What is gym snobbery? Well, my definition is the act of expressing any sort of superiority over others based solely on the fact that you work out, especially when your comments are directed at other gym go-ers. For example, around New Years, I can’t count how many people posted rants on Facebook about “resolutioners” and how they need to get out of the way / go to another gym / give up already. One particular ranter really grated my nerves when he said these “fat, lazy” people should go “back to their couches where they belong”.
I’m all for freedom of speech, but really people? This really bugs me for several reasons…
1. First, I find it unbearable (and even laughable) how big some people’s “Facebook balls” are. Why has it become acceptable for people to say horrible, hurtful things on social media? I would bet my last dollar that 99.9% of those posting about these so-called “fat, lazy” people would never, ever say something like that to someone’s face. So why is it ok to hide behind the facade of Facebook? In my opinion, it’s not, but I’m sure the reason is because it’s safe. Any retaliation will be minor – and can easily be ignored. So what if you work out and have big muscles – if you have to hide behind social media to rant, you’re a bit of a chicken. And for the record – starting a sentence with “No offense, but…” does not give you free reign to just say whatever rude or callous comment you’d like – in real life OR online. What’s the point of working on your external appearance if what’s on the inside isn’t so pretty?
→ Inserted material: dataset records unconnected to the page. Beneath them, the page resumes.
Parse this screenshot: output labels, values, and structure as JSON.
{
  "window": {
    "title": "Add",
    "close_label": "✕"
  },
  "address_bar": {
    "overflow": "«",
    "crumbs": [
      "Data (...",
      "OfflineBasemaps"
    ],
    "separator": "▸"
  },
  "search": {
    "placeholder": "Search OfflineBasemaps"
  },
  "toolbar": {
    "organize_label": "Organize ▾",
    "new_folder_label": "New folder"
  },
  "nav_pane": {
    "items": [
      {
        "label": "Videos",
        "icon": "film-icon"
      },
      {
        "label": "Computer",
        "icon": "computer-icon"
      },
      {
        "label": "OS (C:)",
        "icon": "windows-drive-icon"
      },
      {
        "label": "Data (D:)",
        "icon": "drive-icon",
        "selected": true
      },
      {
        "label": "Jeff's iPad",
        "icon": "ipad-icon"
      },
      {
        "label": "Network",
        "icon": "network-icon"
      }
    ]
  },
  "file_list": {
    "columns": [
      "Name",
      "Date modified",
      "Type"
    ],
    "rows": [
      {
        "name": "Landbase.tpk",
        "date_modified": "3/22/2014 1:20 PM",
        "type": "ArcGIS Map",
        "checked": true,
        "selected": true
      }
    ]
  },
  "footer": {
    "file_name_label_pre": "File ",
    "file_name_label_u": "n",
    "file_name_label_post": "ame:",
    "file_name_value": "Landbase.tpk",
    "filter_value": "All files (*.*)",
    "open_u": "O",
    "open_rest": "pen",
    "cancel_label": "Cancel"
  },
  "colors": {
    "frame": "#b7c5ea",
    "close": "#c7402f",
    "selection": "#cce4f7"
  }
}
2. Secondly, be nice. You were not born lifting weights and running a 6-minute mile, so don’t expect that of anyone else. Any time we make a change in our lives, whether that’s eating better, working out or quitting a bad habit, we need to start from square one. Getting into shape takes time and commitment for anyone, including yourself (if you recall), so why are you expecting someone else to know their way around a gym immediately? As someone who will be VERY out of shape once I can start exercising again, I beg you: please give us time. Yes, there will be people who stop going to the gym after a few weeks, but that’s their decision to make. Do you really want your cold stares and eye rolls to be part of the reason they quit? I sure wouldn’t.
3. Finally, isn’t it kind of ironic that people who are so devoted to physical fitness are the ones chastising others’ efforts to get into shape? Exercise is recommended for almost everyone’s well-being, so it should be encouraged and ANY effort applauded. The fitness buffs I respect the most are not the ones with the nicest abs or the fastest mile time. Instead, they all have the following characteristic in common:
They support and encourage others’ accomplishments, no matter how trivial the accomplishment may seem.
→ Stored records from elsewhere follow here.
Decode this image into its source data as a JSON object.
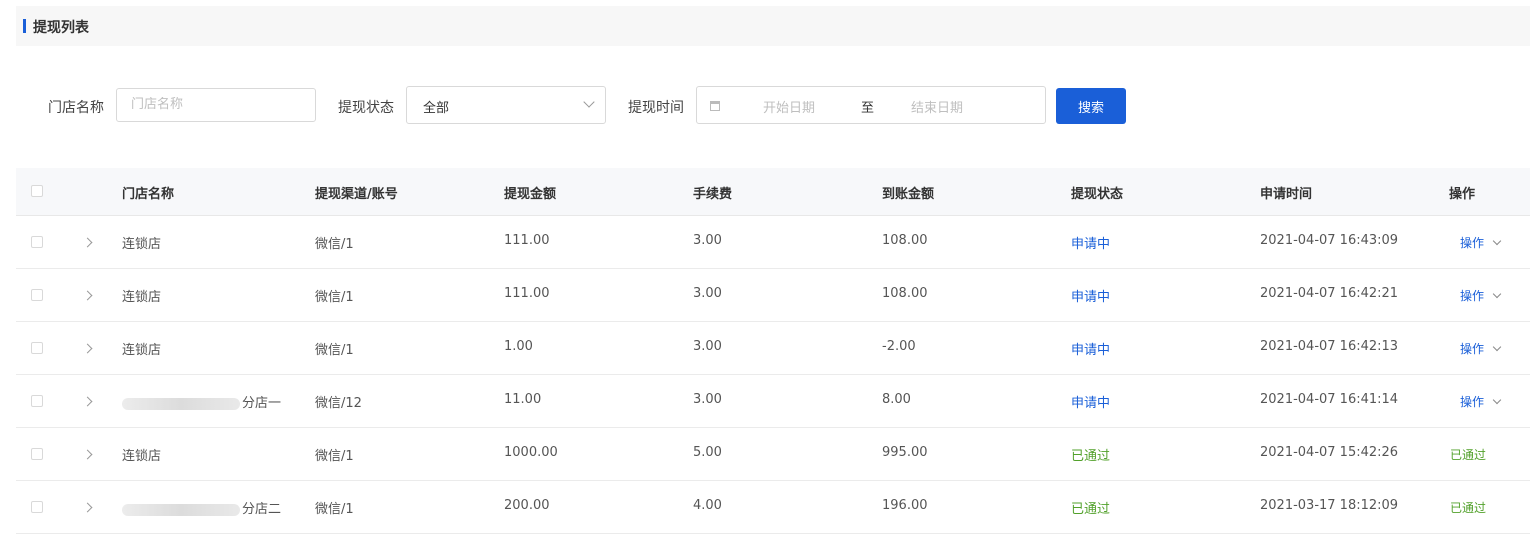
{
  "panel": {
    "title": "提现列表"
  },
  "filters": {
    "store_label": "门店名称",
    "store_placeholder": "门店名称",
    "status_label": "提现状态",
    "status_value": "全部",
    "time_label": "提现时间",
    "start_placeholder": "开始日期",
    "range_separator": "至",
    "end_placeholder": "结束日期",
    "search_label": "搜索"
  },
  "table": {
    "columns": [
      "门店名称",
      "提现渠道/账号",
      "提现金额",
      "手续费",
      "到账金额",
      "提现状态",
      "申请时间",
      "操作"
    ],
    "rows": [
      {
        "store": "连锁店",
        "channel": "微信/1",
        "amount": "111.00",
        "fee": "3.00",
        "received": "108.00",
        "status": "申请中",
        "status_type": "pending",
        "time": "2021-04-07 16:43:09",
        "op": "操作"
      },
      {
        "store": "连锁店",
        "channel": "微信/1",
        "amount": "111.00",
        "fee": "3.00",
        "received": "108.00",
        "status": "申请中",
        "status_type": "pending",
        "time": "2021-04-07 16:42:21",
        "op": "操作"
      },
      {
        "store": "连锁店",
        "channel": "微信/1",
        "amount": "1.00",
        "fee": "3.00",
        "received": "-2.00",
        "status": "申请中",
        "status_type": "pending",
        "time": "2021-04-07 16:42:13",
        "op": "操作"
      },
      {
        "store": "分店一",
        "store_blurred": true,
        "channel": "微信/12",
        "amount": "11.00",
        "fee": "3.00",
        "received": "8.00",
        "status": "申请中",
        "status_type": "pending",
        "time": "2021-04-07 16:41:14",
        "op": "操作"
      },
      {
        "store": "连锁店",
        "channel": "微信/1",
        "amount": "1000.00",
        "fee": "5.00",
        "received": "995.00",
        "status": "已通过",
        "status_type": "passed",
        "time": "2021-04-07 15:42:26",
        "op": "已通过"
      },
      {
        "store": "分店二",
        "store_blurred": true,
        "channel": "微信/1",
        "amount": "200.00",
        "fee": "4.00",
        "received": "196.00",
        "status": "已通过",
        "status_type": "passed",
        "time": "2021-03-17 18:12:09",
        "op": "已通过"
      }
    ]
  },
  "colors": {
    "accent": "#1a5fd8",
    "passed": "#52a12b"
  }
}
A story involving my mom is a perfect example of this. For most of her life, my mom was very active. She played several sports in high school and was part of a co-ed softball team for many of her adult years. But as it often does, work, children and life in general got in the way of maintaining that lifestyle. However, this year, my mom decided she wanted to start doing 5K races. She did her first one this earlier this month, and I am so proud of her!
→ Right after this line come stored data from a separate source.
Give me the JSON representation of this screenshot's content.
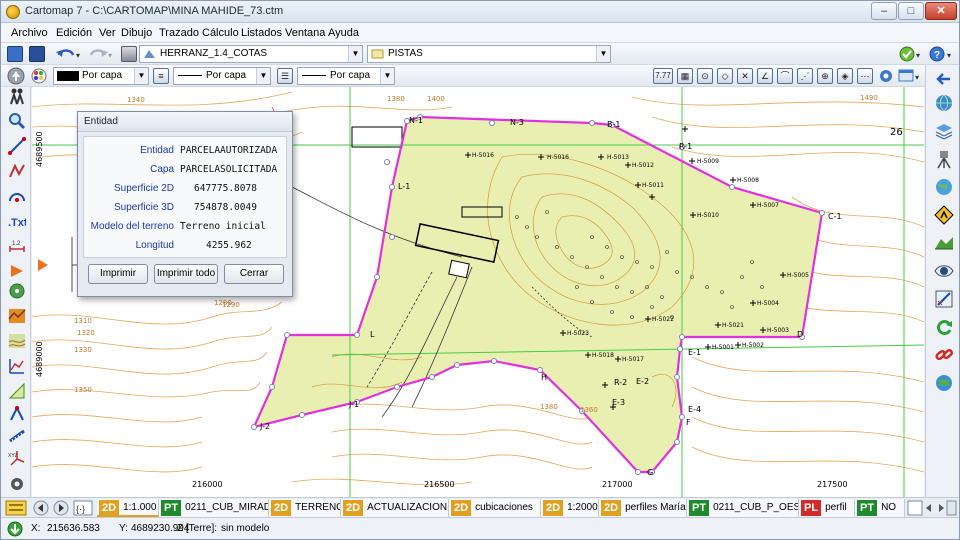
{
  "window": {
    "title": "Cartomap 7 - C:\\CARTOMAP\\MINA MAHIDE_73.ctm",
    "controls": {
      "minimize": "–",
      "maximize": "□",
      "close": "✕"
    }
  },
  "menu": [
    "Archivo",
    "Edición",
    "Ver",
    "Dibujo",
    "Trazado",
    "Cálculo",
    "Listados",
    "Ventana",
    "Ayuda"
  ],
  "toolbar1": {
    "layer_combo": "HERRANZ_1.4_COTAS",
    "layer2_combo": "PISTAS"
  },
  "toolbar2": {
    "color_combo": "Por capa",
    "linetype_combo": "Por capa",
    "lineweight_combo": "Por capa",
    "scale_value": "7.77"
  },
  "dialog": {
    "title": "Entidad",
    "fields": [
      {
        "label": "Entidad",
        "value": "PARCELAAUTORIZADA"
      },
      {
        "label": "Capa",
        "value": "PARCELASOLICITADA"
      },
      {
        "label": "Superficie 2D",
        "value": "647775.8078"
      },
      {
        "label": "Superficie 3D",
        "value": "754878.0049"
      },
      {
        "label": "Modelo del terreno",
        "value": "Terreno inicial"
      },
      {
        "label": "Longitud",
        "value": "4255.962"
      }
    ],
    "buttons": {
      "print": "Imprimir",
      "print_all": "Imprimir todo",
      "close": "Cerrar"
    }
  },
  "map": {
    "axis_y_labels": [
      "4689500",
      "4689000"
    ],
    "axis_x_labels": [
      "216000",
      "216500",
      "217000",
      "217500"
    ],
    "vertex_labels": [
      "N-1",
      "N-3",
      "B-1",
      "C-1",
      "L-1",
      "L",
      "D",
      "E-1",
      "E-2",
      "E-3",
      "E-4",
      "F",
      "G",
      "H",
      "J-1",
      "J-2",
      "R-1",
      "R-2"
    ],
    "contour_labels": [
      "1340",
      "1380",
      "1400",
      "1320",
      "1300",
      "1290",
      "1280",
      "1310",
      "1330",
      "1350",
      "1360",
      "1380",
      "1490",
      "26"
    ],
    "point_labels": [
      "H-5016",
      "H-5016",
      "H-5013",
      "H-5012",
      "H-5011",
      "H-5009",
      "H-5008",
      "H-5007",
      "H-5010",
      "H-5005",
      "H-5004",
      "H-5003",
      "H-5002",
      "H-5001",
      "H-5017",
      "H-5018",
      "H-5021",
      "H-5022",
      "H-5023"
    ]
  },
  "tabs": [
    {
      "badge": "2D",
      "kind": "2d",
      "label": "1:1.000"
    },
    {
      "badge": "PT",
      "kind": "pt",
      "label": "0211_CUB_MIRADC"
    },
    {
      "badge": "2D",
      "kind": "2d",
      "label": "TERRENO"
    },
    {
      "badge": "2D",
      "kind": "2d",
      "label": "ACTUALIZACION"
    },
    {
      "badge": "2D",
      "kind": "2d",
      "label": "cubicaciones"
    },
    {
      "badge": "2D",
      "kind": "2d",
      "label": "1:2000"
    },
    {
      "badge": "2D",
      "kind": "2d",
      "label": "perfiles María"
    },
    {
      "badge": "PT",
      "kind": "pt",
      "label": "0211_CUB_P_OESTE"
    },
    {
      "badge": "PL",
      "kind": "pl",
      "label": "perfil"
    },
    {
      "badge": "PT",
      "kind": "pt",
      "label": "NO"
    }
  ],
  "status": {
    "x_label": "X:",
    "x_value": "215636.583",
    "y_label": "Y:",
    "y_value": "4689230.994",
    "z_label": "Z [Terre]:",
    "z_value": "sin modelo"
  },
  "colors": {
    "terrain_fill": "#e9efb0",
    "contour": "#e0a050",
    "parcel": "#e030e0",
    "grid": "#44cc44"
  }
}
Did she come in first place? Of course not. In fact, she even took breaks to walk. Did the runners and race volunteers waiting at the finish line roll their eyes and shake their heads when she finished? Of course not. They cheered and encouraged her to finish strong. And you know what? My mom cannot wait to do her next race. I wonder if she would feel the same way had those people reacted negatively.
Bottom line – if a Boston marathoner can congratulate a woman who just ran a 5K more than three times slower than he did, you can certainly support someone who is using the elliptical for the first time.
So – stop the gym snobbery! Instead, be the person others seek out when they have questions, want advice or just need motivation. THAT will make you attractive on the inside, since you clearly already have the outside covered.